For environmental expert Bhavreen Kandhari, this is an “ineffective approach” to pollution. “We risk spending public funds unnecessarily and wasting precious time,” she told AFP.

New Delhi’s pollution is caused by a mix of factory and vehicle emissions, exacerbated by seasonal fires set by farmers in surrounding areas.

The phenomenon gets even worse in autumn and winter, when colder air traps pollution. Residents of the capital are therefore advised to wear masks at all times outside.

“Ephemeral respite”

India is not the first to use this technique.

China regularly spends billions of dollars trying to modify weather conditions to protect agricultural regions or improve air quality before major events.

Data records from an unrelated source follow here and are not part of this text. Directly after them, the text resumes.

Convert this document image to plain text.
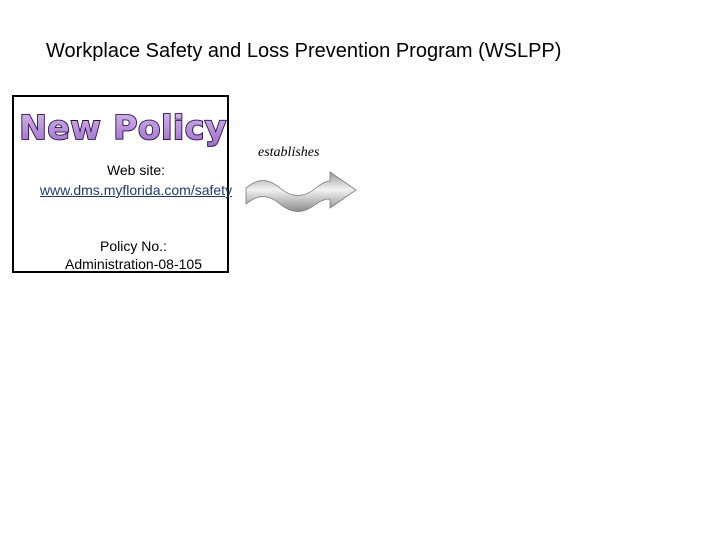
Workplace Safety and Loss Prevention Program (WSLPP)
New Policy
Web site:
www.dms.myflorida.com/safety
Policy No.:
Administration-08-105
establishes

Scientists in western India have also successfully tested it, achieving an increase in rainfall of 20%, says Mr Tripathi.

But Sunil Dahiya, an analyst at the Center for Research on Energy and Clean Air (CREA), believes that artificial rain is not a “final solution” to pollution.

“The respite is fleeting, because as soon as the rains stop, polluted air masses arrive, quickly reducing air quality to dangerous levels.” Emissions must be reduced at source “for lasting and significant improvements in air quality,” insists the expert.

Professor Tripathi said cloud seeding was “worth a try”, especially since other measures have failed.

New Delhi tried another experiment two years ago: a “smog tower”, a giant fan supposed to suck and clean the air. But this structure costing some two million dollars (1.8 million euros) only operated over a radius limited to 50 meters and was abandoned.